Adam se agachó y me tomó en sus brazos. Olí su sudor, y noté la aspereza de su mejilla contra la mía.

– El amor es muy extraño -dije-. ¿Cómo se puede matar a alguien que se quiere?

– Alice, cariño -repuso él, con sus labios pegados a mi oreja, con una mano en mi cabello-, ¿no te prometí que siempre cuidaría de ti? Para siempre.

Me abrazó con fuerza, y me sentí maravillosamente. Para siempre. Así era como yo creía que iba a ser. Quizá todavía pudiera serlo. Quizá podíamos hacer retroceder el reloj, fingir que él no había matado a nadie y que yo no me había enterado. Noté las lágrimas resbalando por mis mejillas. Una promesa: cuidar de mí para siempre. Un momento y una promesa. ¿Dónde había oído yo antes aquellas palabras? Una idea vaga me rondaba la mente, y de pronto tomó forma y la vi. Me aparté de Adam y me quedé mirándolo.

– Ya lo sé -dije.

Miré alrededor. Byrne, Deborah y Adam estaban perplejos. ¿Pensarían ahora que, verdaderamente, me había vuelto completamente loca? No me importaba. Volvía a controlar la situación, a pensar con claridad. No era yo la que estaba loca.
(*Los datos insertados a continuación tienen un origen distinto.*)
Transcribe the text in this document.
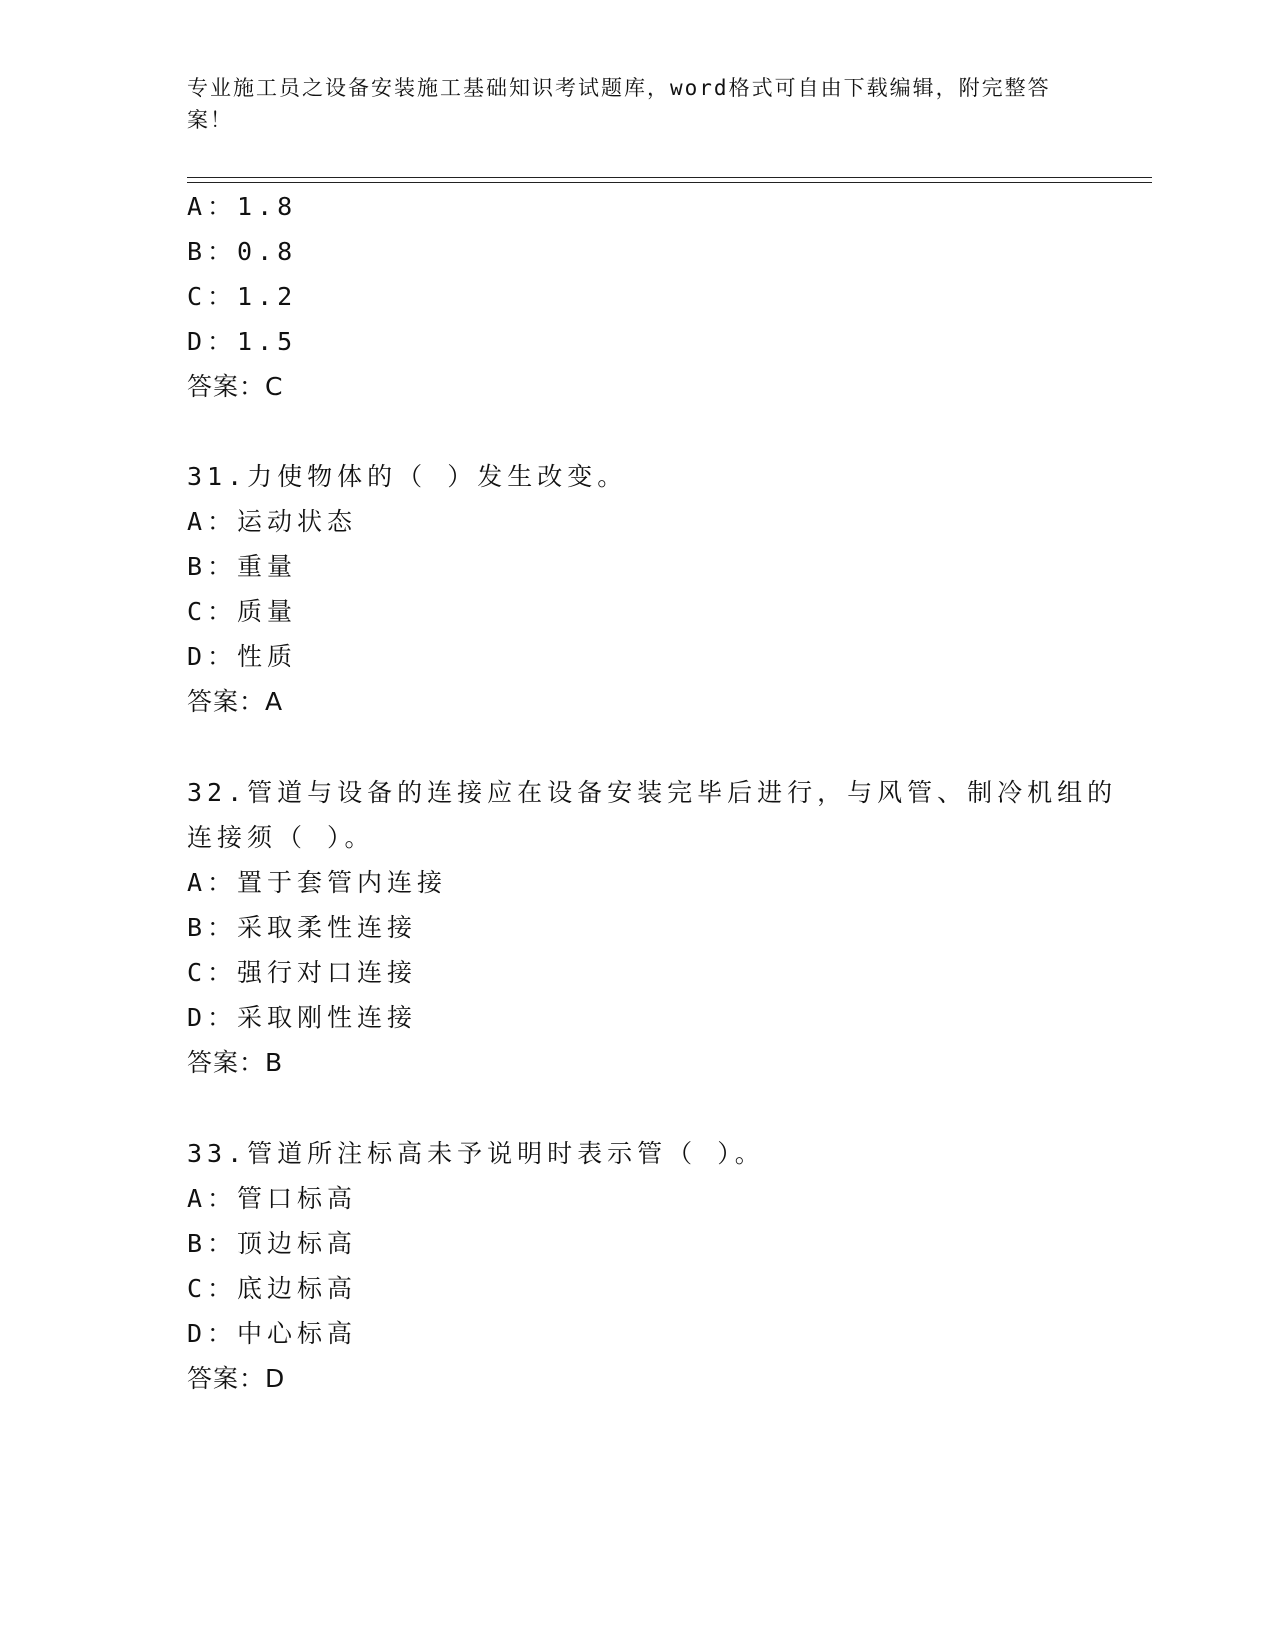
专业施工员之设备安装施工基础知识考试题库，word格式可自由下载编辑，附完整答案！
A：1.8
B：0.8
C：1.2
D：1.5
答案：C
31.力使物体的（ ）发生改变。
A：运动状态
B：重量
C：质量
D：性质
答案：A
32.管道与设备的连接应在设备安装完毕后进行，与风管、制冷机组的
连接须（ ）。
A：置于套管内连接
B：采取柔性连接
C：强行对口连接
D：采取刚性连接
答案：B
33.管道所注标高未予说明时表示管（ ）。
A：管口标高
B：顶边标高
C：底边标高
D：中心标高
答案：D
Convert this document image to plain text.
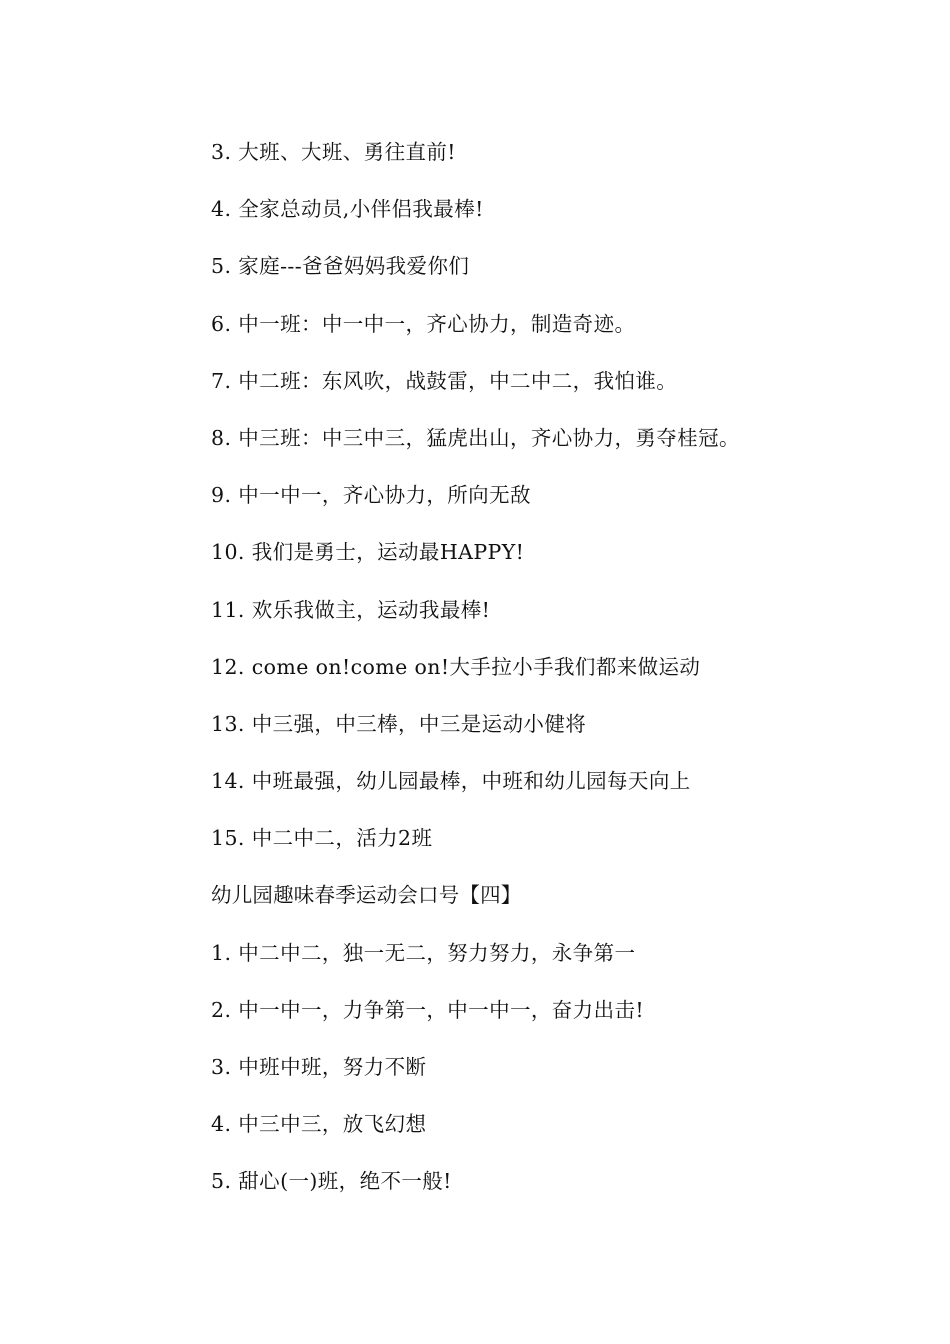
3. 大班、大班、勇往直前!
4. 全家总动员,小伴侣我最棒!
5. 家庭---爸爸妈妈我爱你们
6. 中一班：中一中一，齐心协力，制造奇迹。
7. 中二班：东风吹，战鼓雷，中二中二，我怕谁。
8. 中三班：中三中三，猛虎出山，齐心协力，勇夺桂冠。
9. 中一中一，齐心协力，所向无敌
10. 我们是勇士，运动最HAPPY!
11. 欢乐我做主，运动我最棒!
12. come on!come on!大手拉小手我们都来做运动
13. 中三强，中三棒，中三是运动小健将
14. 中班最强，幼儿园最棒，中班和幼儿园每天向上
15. 中二中二，活力2班
幼儿园趣味春季运动会口号【四】
1. 中二中二，独一无二，努力努力，永争第一
2. 中一中一，力争第一，中一中一，奋力出击!
3. 中班中班，努力不断
4. 中三中三，放飞幻想
5. 甜心(一)班，绝不一般!
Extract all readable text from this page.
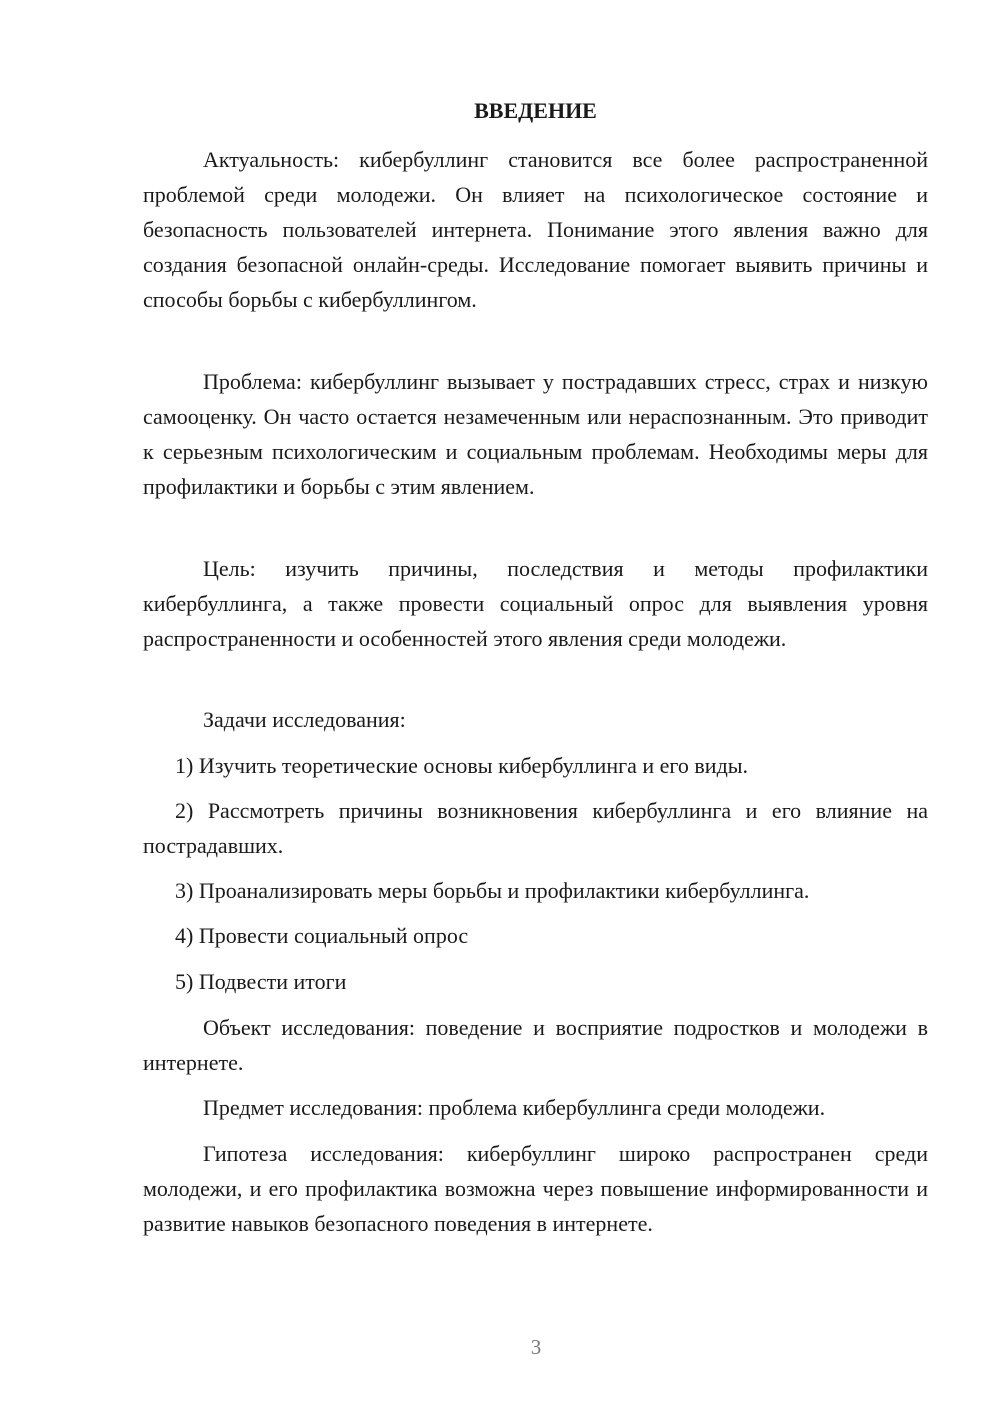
ВВЕДЕНИЕ

Актуальность: кибербуллинг становится все более распространенной проблемой среди молодежи. Он влияет на психологическое состояние и безопасность пользователей интернета. Понимание этого явления важно для создания безопасной онлайн-среды. Исследование помогает выявить причины и способы борьбы с кибербуллингом.

Проблема: кибербуллинг вызывает у пострадавших стресс, страх и низкую самооценку. Он часто остается незамеченным или нераспознанным. Это приводит к серьезным психологическим и социальным проблемам. Необходимы меры для профилактики и борьбы с этим явлением.

Цель: изучить причины, последствия и методы профилактики кибербуллинга, а также провести социальный опрос для выявления уровня распространенности и особенностей этого явления среди молодежи.

Задачи исследования:

1) Изучить теоретические основы кибербуллинга и его виды.

2) Рассмотреть причины возникновения кибербуллинга и его влияние на пострадавших.

3) Проанализировать меры борьбы и профилактики кибербуллинга.

4) Провести социальный опрос

5) Подвести итоги

Объект исследования: поведение и восприятие подростков и молодежи в интернете.

Предмет исследования: проблема кибербуллинга среди молодежи.

Гипотеза исследования: кибербуллинг широко распространен среди молодежи, и его профилактика возможна через повышение информированности и развитие навыков безопасного поведения в интернете.

3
– Sé dónde está. Sé dónde enterró Adam el cadáver de Adele Blanchard.

– ¿Qué quiere decir? -preguntó Byrne.

Miré a Adam y él me sostuvo la mirada sin vacilar. Metí la mano en el bolsillo de mi abrigo y busqué mi monedero. Lo abrí y extraje un billete del metro, unos recibos, unos billetes de moneda extranjera… Allí estaba: la fotografía que me había hecho Adam en el momento de pedirme que me casara con él. Le entregué la fotografía a Byrne, que la cogió y la miró, desconcertado.

– Tenga cuidado -le previne-, es la única copia que tengo. Adele está enterrada ahí.

Miré de nuevo a Adam. Ni siquiera entonces rehuyó mis ojos, pero yo sabía que estaba pensando. Ése era su gran talento: el don de hacer cálculos en plena crisis. ¿Qué tramaba ahora aquella hermosa cabecita?